Under Construction is a collection of individual artists projects that respond to notions of space, location and environment.  Douglas Bagnall, Fiona Connor, Joanna Langford, Karin van Roosmalen and A.D. Schierning each have differing practices, but all provide comment on the constructed environment and our relationship with it.

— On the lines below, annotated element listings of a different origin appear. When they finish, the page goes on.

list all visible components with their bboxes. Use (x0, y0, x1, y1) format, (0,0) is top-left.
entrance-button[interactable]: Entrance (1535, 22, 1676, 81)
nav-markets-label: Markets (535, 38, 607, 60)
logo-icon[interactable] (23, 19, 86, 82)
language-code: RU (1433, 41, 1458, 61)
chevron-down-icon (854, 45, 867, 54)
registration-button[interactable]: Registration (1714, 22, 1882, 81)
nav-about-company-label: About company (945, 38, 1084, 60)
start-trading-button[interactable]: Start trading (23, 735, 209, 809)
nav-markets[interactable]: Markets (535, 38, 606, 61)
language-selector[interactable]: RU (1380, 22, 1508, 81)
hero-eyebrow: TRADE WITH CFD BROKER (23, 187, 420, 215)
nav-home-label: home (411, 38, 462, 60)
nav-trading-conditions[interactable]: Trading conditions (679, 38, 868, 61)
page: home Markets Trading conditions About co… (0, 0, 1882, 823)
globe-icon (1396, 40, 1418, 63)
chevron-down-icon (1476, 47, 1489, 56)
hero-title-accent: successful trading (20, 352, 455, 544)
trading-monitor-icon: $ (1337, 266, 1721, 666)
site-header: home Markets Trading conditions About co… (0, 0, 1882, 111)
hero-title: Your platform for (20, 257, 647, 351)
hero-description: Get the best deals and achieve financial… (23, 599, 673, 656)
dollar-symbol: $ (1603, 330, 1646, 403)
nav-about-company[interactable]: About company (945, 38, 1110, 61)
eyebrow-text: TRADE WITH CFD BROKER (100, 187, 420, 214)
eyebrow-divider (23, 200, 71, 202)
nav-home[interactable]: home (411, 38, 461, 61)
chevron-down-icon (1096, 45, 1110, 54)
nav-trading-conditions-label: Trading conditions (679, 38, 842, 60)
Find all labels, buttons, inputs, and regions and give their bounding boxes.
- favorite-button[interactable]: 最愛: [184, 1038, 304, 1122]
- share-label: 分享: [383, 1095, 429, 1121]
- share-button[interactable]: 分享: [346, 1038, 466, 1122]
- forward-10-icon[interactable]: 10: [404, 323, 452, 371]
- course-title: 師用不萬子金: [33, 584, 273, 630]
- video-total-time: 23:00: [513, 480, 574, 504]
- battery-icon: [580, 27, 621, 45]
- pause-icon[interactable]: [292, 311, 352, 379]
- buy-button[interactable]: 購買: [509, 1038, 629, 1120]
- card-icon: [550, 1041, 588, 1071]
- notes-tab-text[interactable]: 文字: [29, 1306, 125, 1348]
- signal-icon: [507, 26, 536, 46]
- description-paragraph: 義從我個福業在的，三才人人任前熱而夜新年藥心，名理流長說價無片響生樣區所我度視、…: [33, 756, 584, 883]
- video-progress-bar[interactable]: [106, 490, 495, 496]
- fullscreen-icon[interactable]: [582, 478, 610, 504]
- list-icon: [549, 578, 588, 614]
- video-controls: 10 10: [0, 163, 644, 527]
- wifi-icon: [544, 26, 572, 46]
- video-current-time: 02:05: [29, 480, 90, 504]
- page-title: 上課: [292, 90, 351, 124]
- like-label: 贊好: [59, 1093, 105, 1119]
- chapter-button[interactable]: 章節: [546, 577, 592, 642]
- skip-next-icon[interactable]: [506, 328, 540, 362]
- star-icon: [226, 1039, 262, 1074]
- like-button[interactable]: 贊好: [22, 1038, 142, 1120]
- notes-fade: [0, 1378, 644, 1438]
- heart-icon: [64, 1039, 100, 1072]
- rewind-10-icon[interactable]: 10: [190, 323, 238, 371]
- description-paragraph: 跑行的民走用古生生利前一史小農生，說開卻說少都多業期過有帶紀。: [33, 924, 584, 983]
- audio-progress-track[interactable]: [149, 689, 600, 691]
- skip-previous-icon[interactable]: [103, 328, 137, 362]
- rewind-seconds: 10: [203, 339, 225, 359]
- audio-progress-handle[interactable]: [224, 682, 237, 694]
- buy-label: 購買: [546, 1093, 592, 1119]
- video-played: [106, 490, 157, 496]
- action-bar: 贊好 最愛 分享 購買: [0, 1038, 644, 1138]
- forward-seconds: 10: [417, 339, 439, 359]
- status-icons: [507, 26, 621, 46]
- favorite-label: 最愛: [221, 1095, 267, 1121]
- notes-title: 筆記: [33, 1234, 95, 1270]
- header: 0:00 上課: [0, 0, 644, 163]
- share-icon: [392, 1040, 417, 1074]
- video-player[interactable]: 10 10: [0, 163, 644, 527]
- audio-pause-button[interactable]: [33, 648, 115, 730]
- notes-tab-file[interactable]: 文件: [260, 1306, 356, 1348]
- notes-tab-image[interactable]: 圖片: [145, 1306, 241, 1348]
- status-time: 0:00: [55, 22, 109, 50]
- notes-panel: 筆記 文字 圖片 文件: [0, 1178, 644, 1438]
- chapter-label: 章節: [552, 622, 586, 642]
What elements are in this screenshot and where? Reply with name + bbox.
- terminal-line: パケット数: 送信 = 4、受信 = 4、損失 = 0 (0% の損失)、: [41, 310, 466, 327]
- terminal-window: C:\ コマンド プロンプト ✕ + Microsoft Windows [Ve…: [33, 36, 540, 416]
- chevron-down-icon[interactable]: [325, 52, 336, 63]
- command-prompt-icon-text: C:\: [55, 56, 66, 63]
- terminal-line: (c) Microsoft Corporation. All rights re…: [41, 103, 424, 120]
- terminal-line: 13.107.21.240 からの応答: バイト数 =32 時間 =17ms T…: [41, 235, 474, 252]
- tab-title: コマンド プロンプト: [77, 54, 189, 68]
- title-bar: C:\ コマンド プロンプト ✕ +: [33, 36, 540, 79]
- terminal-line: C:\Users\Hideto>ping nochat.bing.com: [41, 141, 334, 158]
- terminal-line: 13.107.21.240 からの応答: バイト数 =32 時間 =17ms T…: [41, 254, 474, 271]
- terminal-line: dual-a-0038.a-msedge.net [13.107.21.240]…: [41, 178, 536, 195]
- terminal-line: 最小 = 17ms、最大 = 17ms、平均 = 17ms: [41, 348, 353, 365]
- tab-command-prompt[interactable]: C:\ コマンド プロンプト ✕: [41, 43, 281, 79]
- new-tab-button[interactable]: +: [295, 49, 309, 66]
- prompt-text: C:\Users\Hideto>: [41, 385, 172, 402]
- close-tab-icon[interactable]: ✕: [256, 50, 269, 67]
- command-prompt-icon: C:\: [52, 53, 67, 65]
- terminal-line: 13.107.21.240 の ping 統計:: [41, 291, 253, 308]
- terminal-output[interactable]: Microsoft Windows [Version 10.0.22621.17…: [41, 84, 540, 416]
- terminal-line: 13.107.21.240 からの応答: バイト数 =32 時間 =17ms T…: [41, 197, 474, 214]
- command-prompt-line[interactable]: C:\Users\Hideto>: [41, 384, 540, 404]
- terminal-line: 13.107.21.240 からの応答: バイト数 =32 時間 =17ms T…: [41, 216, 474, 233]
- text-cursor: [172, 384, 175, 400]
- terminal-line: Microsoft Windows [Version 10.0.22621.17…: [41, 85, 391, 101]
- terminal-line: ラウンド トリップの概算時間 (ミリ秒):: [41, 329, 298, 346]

Using a glue gun and the flotsam and jetsam of the everyday, Christchurch-based, Wellington artist Joanna Langford has built The Howling Country for the imagination to run riot in. Describing herself as ‘an anti-engineer designing improbably structures for the real world’, Joanna Langford is also a romantic at heart, a day dreamer inspired by the mystery and romance associated with travelling to ‘far away lands’.  Langford says the construction of her work is raw and shonky with an exposed process; the ad hoc constructions often contrasts with surreal content which can create a push and pull between the real and enchantment and is akin to ‘spontaneous architecture’, Langford is currently the Olivia Spencer Bower artist in residence at The Arts Centre, Christchurch.

 Wellington’s Karin van Roosmalen is a painter who explores painting’s relationship to architecture in cross-media installations. Based in a post- minimal practice, her installations explore processes of inhabitation and construction of spaces.  Drawing on architectural, social and historical contexts, particularly those of the Middle East, Karin van Roosmalen works with portable components which, modest in proportion, inhabit their spaces lightly. Adaptable Landscapes, Fresh Doubt, Lower Hutt  will be informed by her recent trip to Lebanon and Syria, where she is exhibiting Fresh Doubt, Old Damascus.

 Douglas Bagnall is an artist and computer programmer who lives in Wellington. After creating Filmmaking Robot in 2004, that could make videos on its own with no human input, he began creating machines designed to relieve people of the boredom of artistic work. In his latest project for TheNewDowse, Libsparrow, he has created two projectors which battle for the dominance and supremacy of their image. The visitor can take sides, and help one beat the other. 

 Auckland artist A.D. Schierning’s Freedom Fruit Gardens is a part of a nationwide project that endeavours to have fruit orchards planted in each of New Zealand's main cities. Schierning creates a park-like atmosphere within the gallery where the viewer can sit on a bench fashioned from scrap wood, in the shade of a lemon tree and contemplate her agenda. Drawn over one wall will be a map of Lower Hutt detailing areas of parkland and areas that measure a level 10 on her Deprivation Index. Freedom Fruit Gardens is a visual representation of a proposal to Hutt City Council that parkland within this area be planted as a fruit orchard.

 Los Angeles-based Auckland artist Fiona Connor deals with the social and physical spaces of everyday life. TheNewDowse will exhibit her work Stairs In A Series, a replica staircase created for inner-city Wellington art collectors.  Connor has described her work as "exploded paintings" because the viewer can literally inhabit her work by walking into, onto or through it. “She doesn't try to create faithful replicas of the originals, though her re-presented objects and architectures are close enough to unsettle us”. Connor’s work Something Transparent (Please go around the Back) an installation at Auckland’s Michael Lett Gallery last year, has been announced as a finalist in this year’s biennial Walter’s Prize.